One runtime, no framework
It used to be Astro + React + Tailwind + MDX + Vite. All good tools — and all scaffolding I was carrying for a site that renders a little text. So I tore them out. Now it's one Bun.serve file that renders HTML on request and transpiles the small bit of client code on the fly. Zero dependencies. No build step, no node_modules to rot, nothing to npm audit. Deploy is rsync and a restart.
The payoff isn't speed for its own sake. It's that nothing sits between me and the page. When something breaks, there's one file to read.
Native HTML5, plain CSS
The markup is semantic HTML — headings, lists, articles, figures — styled with a single hand-written stylesheet. The few interactive bits (a language morph, a counter) are vanilla web components, no framework runtime. The browser already knows how to do almost everything; I try not to argue with it.
System fonts, no CDN
No web fonts, no font CDN, no <link> to someone else's server. The site uses whatever serif and mono your device already has. That's one fewer network request, one fewer thing to wait for, and — this matters to me — one fewer company watching you read. A page from this garden loads three files, all from this domain.
Zero third-party analytics
No Google Analytics, no tag manager, no pixels. I even removed the host's own automatic analytics beacon, so nothing phones home when you visit. I don't know who you are, and I'd like to keep it that way. If the footer says "no trackers," it has to be literally true.
A tiny machine
The whole thing lives on a 256 MB virtual machine that idles around 98 MB, with the server process itself near 43 MB of memory. I didn't shrink it to save money — it's a rounding error either way. I shrank it because smallness is legible.
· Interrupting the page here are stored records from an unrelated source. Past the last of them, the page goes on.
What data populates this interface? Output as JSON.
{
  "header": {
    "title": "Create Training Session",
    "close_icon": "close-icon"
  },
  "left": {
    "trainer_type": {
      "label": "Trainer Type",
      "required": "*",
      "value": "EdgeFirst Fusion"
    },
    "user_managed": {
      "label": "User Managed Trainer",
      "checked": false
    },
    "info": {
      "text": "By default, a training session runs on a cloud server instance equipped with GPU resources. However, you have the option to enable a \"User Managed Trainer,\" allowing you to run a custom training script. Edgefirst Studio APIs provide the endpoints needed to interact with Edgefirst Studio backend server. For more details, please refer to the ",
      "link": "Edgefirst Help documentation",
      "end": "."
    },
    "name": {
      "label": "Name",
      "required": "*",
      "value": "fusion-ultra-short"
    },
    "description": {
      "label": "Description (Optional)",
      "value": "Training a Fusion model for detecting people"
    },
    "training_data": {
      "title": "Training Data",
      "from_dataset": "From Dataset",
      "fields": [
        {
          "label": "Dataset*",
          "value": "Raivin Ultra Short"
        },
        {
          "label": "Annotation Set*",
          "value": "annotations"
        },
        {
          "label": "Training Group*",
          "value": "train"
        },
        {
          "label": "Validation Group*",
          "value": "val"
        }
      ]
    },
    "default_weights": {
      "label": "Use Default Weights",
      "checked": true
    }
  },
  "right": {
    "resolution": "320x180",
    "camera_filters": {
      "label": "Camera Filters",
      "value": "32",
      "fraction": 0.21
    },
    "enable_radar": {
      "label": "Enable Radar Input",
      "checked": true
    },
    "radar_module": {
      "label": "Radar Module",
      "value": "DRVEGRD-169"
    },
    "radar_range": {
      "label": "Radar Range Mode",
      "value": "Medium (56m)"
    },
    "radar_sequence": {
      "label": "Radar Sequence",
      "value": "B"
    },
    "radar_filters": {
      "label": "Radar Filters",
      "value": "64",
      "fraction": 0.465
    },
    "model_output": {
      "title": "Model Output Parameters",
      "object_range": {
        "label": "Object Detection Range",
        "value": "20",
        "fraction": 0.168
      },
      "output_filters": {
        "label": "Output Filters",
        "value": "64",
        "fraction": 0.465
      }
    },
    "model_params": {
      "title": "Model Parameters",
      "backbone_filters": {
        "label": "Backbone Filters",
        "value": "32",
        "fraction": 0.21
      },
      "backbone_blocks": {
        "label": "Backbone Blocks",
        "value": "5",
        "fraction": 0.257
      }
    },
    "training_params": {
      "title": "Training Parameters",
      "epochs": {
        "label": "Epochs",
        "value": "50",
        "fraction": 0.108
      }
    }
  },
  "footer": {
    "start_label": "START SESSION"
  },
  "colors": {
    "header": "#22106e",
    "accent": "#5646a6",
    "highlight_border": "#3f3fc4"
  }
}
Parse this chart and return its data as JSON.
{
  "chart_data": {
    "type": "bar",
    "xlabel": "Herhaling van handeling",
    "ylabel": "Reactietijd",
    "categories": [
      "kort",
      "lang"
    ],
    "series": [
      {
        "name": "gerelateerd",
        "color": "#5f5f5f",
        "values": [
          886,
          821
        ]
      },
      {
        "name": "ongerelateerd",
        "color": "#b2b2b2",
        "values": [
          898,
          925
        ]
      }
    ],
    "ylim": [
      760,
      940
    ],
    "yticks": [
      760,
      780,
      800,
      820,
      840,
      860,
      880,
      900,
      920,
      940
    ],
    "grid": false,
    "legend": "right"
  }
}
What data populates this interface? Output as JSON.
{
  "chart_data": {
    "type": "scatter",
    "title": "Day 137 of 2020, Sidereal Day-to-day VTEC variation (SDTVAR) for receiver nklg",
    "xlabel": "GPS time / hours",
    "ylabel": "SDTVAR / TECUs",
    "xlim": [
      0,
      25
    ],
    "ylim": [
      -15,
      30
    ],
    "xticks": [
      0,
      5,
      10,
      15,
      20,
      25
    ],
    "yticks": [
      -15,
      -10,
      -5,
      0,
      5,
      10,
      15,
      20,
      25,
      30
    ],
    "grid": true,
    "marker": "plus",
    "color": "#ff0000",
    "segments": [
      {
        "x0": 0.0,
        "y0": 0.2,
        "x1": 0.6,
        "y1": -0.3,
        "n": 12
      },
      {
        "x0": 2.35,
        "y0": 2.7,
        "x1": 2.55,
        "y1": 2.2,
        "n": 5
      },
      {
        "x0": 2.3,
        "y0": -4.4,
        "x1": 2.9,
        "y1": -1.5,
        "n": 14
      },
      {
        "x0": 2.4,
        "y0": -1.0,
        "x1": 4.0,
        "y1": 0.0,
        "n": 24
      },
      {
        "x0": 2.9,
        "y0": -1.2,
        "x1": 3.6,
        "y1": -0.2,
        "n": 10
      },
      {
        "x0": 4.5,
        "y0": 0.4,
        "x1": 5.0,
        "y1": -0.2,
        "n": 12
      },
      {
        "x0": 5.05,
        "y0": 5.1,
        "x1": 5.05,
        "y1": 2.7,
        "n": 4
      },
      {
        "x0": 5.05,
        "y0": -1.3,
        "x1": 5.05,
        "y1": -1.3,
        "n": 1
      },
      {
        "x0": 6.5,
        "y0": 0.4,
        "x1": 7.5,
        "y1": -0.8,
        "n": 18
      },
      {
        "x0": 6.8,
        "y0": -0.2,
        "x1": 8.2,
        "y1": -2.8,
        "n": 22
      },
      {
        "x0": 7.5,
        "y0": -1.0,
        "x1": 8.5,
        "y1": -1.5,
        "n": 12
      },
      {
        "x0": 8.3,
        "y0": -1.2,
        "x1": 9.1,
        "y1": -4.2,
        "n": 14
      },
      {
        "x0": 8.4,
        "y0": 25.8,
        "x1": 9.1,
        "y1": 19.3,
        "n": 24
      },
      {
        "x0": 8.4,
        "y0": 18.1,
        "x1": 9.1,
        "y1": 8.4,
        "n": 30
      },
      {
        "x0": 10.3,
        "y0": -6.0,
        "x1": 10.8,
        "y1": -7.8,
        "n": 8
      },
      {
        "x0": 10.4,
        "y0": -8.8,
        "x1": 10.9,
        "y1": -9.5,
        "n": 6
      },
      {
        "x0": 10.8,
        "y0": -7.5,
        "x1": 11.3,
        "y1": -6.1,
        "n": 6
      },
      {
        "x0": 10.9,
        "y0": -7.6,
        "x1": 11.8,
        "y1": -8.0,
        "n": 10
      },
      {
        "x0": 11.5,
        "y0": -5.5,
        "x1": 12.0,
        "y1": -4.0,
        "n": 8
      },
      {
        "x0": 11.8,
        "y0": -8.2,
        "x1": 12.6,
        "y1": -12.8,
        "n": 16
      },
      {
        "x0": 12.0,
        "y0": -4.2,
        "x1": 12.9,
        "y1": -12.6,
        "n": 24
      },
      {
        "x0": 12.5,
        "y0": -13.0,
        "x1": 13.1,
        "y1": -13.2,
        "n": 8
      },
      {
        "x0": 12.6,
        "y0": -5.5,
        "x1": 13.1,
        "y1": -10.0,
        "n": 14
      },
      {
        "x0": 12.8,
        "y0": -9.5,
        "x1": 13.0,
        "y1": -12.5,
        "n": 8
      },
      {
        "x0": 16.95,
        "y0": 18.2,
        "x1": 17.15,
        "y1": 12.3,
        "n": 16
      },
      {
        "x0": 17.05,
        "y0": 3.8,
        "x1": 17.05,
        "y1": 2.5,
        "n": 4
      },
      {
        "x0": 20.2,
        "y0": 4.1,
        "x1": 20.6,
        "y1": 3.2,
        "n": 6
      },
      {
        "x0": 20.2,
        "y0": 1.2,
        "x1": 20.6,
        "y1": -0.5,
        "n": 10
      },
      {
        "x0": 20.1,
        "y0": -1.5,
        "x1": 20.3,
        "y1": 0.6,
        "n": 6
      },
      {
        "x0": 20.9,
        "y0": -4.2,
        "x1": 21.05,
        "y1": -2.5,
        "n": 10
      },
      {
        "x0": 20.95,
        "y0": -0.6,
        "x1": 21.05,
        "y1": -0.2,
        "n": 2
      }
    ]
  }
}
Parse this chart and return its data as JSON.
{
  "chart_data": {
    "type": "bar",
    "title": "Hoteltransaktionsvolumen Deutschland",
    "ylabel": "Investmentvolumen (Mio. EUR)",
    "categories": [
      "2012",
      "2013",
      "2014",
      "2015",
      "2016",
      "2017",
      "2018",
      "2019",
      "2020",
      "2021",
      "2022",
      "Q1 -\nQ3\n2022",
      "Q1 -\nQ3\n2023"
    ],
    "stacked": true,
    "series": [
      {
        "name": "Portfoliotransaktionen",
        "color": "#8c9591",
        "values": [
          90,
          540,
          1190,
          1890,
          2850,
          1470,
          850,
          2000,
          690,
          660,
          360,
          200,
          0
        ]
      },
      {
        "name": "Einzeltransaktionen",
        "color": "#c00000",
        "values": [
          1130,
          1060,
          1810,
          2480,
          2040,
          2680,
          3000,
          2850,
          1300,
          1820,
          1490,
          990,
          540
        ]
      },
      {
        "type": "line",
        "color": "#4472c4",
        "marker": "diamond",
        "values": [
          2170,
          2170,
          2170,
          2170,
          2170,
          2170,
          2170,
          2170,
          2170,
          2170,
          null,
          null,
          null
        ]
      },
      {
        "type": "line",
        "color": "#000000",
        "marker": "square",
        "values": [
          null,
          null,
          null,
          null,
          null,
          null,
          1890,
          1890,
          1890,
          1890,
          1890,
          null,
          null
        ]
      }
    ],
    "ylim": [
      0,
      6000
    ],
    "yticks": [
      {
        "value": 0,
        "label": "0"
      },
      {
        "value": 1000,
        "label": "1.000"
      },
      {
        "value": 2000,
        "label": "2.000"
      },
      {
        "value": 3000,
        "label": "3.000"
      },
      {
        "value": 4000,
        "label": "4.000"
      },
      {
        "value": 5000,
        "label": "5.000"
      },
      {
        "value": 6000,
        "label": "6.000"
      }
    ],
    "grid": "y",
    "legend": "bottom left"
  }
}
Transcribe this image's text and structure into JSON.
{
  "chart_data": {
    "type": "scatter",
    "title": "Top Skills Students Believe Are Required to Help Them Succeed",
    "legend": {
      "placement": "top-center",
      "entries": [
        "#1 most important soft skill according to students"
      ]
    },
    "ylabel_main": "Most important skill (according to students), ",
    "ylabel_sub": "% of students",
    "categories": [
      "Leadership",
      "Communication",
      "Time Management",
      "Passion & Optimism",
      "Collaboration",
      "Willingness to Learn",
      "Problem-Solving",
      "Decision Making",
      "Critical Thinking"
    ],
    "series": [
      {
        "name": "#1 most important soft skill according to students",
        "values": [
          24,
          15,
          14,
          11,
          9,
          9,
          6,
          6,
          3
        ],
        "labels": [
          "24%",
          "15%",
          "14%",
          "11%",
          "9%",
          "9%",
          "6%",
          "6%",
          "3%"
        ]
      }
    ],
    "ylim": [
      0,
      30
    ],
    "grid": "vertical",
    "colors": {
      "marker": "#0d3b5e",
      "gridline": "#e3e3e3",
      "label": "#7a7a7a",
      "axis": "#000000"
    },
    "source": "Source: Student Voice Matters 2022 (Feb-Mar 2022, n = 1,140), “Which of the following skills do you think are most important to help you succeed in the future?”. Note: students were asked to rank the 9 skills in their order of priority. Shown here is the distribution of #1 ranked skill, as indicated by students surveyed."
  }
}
A machine I can describe in one sentence is a machine I actually understand.
Why bother
Because most of the web is heavier than it needs to be, and heaviness has a cost you don't see on the bill: it's slower, more fragile, more surveilled, and harder to love. A garden is the opposite of that. It's small on purpose, tended by hand, and built to outlive the frameworks it could have been written in.
Maybe I'm over-optimizing for a site almost nobody will read. Probably. But the constraint is the fun part — and a thing you fully understand is a thing you'll still be tending in ten years.